Reaching into the top drawer of his desk, Bono shakes an aspirin into his hand and washes it down with the second of the afternoon's four Cokes. There are wrinkles behind his aviator glasses and arthritic spurs aching in his neck. But all physical ailments aside, he is thriving on this new career for which colleagues address him as "the distinguished gentleman from California"--a long way from his hip-huggers and bobcat vest.
He takes a seat in his black leather chair in a cramped room in the Cannon House Building Office, at a desk with a yo-yo bearing Bill Clinton's face. A millionaire and one of the 50 richest members of Congress, Bono has owned closets bigger than this. But he seems blind to the dings in the furniture and the wrinkles in the rug, blissfully focused on his new passion--politics.
So I ask him how his party plans to eliminate a $176-billion deficit and still cut taxes. "Easy," he begins, leaning forward, political engines revving. "Cut government. Just get rid of it. Some departments are running at $2 billion a year, you start chopping departments like that and . . . ."
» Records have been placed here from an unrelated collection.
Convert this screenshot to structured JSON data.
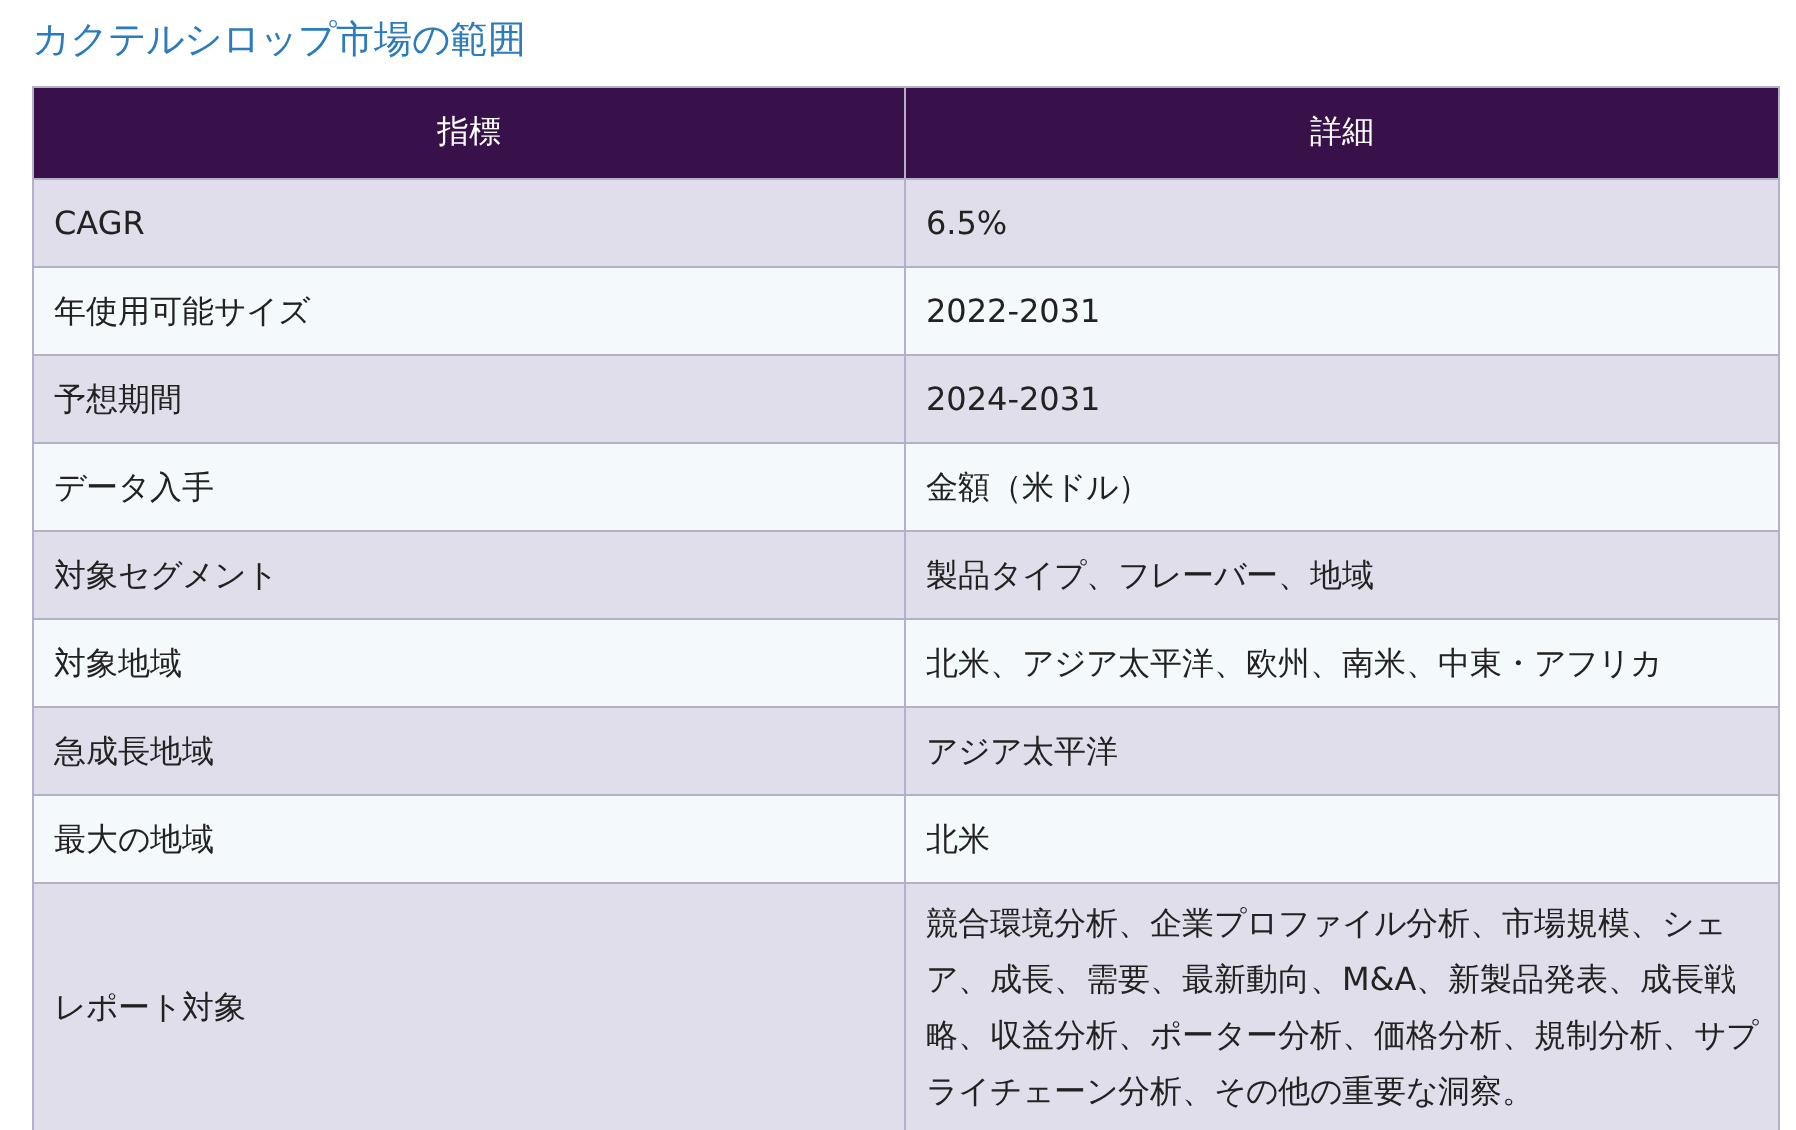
{
  "title": "カクテルシロップ市場の範囲",
  "table": {
    "columns": [
      "指標",
      "詳細"
    ],
    "rows": [
      [
        "CAGR",
        "6.5%"
      ],
      [
        "年使用可能サイズ",
        "2022-2031"
      ],
      [
        "予想期間",
        "2024-2031"
      ],
      [
        "データ入手",
        "金額（米ドル）"
      ],
      [
        "対象セグメント",
        "製品タイプ、フレーバー、地域"
      ],
      [
        "対象地域",
        "北米、アジア太平洋、欧州、南米、中東・アフリカ"
      ],
      [
        "急成長地域",
        "アジア太平洋"
      ],
      [
        "最大の地域",
        "北米"
      ],
      [
        "レポート対象",
        "競合環境分析、企業プロファイル分析、市場規模、シェア、成長、需要、最新動向、M&A、新製品発表、成長戦略、収益分析、ポーター分析、価格分析、規制分析、サプライチェーン分析、その他の重要な洞察。"
      ]
    ]
  }
}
" What departments are those?" I interrupt.
"HRD," he answers.
"HRD?" I ask. "What's that?"
"Health and Human, uh, Health and Human . . . ." Long pause. Bono walks to his office door and gives a friendly holler in the direction of his readied staff.
"What is, uh, Health and Human what?"
"Services!" a disembodied voice yells back.
"Services!" echoes the congressman.
"HHS!" the voice reports.
"HHS!" the congressman rejoices, grinning as he heads back to his chair, unabashed. "I was right about the department but wrong about the letters."
The temptation is to total him up right there: Just as we suspected, the dim-witted, straight-man-to-Cher act was no act. Sonny Bono is dumb as a love bead, sent to Washington courtesy of the greater Palm Springs area, where the voters evidently sat in the desert sun too long, then went straight to the polls.
But if his first 100 days in Congress have revealed anything, it is that Salvatore Bono is more complex than this rube exterior lets on, an und erdog who has managed to triumph in three different careers for which he appeared woefully unqualified. Unable to read a note of music or play an instrument, Bono made 10 gold records. With no experience in television, he turned a passe hippie act into a hit variety show. Armed with little more than a famous name and a nice recipe for marinara sauce, he opened a touristy Palm Springs restaurant. Having never voted until age 53, he got elected the town mayor. Without so much as a high school diploma, he won a seat in the United States Congress.
But Washington is a tough crowd and shedding his doltish image is arguably his greatest challenge in this latest and most demanding incarnation. This is not the kind of town that readily embraces a freshman congressman who made four guest appearances on "The Love Boat." No sooner was he sworn in than the East Coast media seized upon him as just the Politics Lite they'd expect from the Chardonnay state. The Washington Post dubbed him the "idiot savant from way beyond the Beltway." When a roll-call vote was held to elect a House Speaker, Bono's high-pitched "Gingrich!" reduced some of his new colleagues to giggles.
If he came to town a laughingstock, he went straight to work making his mark. Before the first 100 days were up, he had introduced a bill to make it harder for courts to block state voter initiatives and persuaded some of the most powerful House members to co-sponsor it. He boldly upbraided his colleagues on the Judiciary Committee--where he is one of only two non-lawyers--for interminable legalese: "You break down words to the nth degree and sometimes I find it rather disgusting."
He is at once the Norm Crosby of Washington and its Mr. Smith--invoking old surf slang like "rasty" when he means "annoyed"--(as in, "Once in a while I can get a little rasty")--then breaking up a gridlocked Judiciary Committee hearing by ordering 15 cheese pizzas, the aroma of which brought the marathon session to an end.
Critics call him "Sonny Bonehead," "the ex-Mr. Cher." He is the stuff of David Letterman jokes: "Today they rejected a bill by Sonny Bono to make every Thursday national karaoke night." Democratic committee staffers play a game: Who can look at Bono the longest without laughing?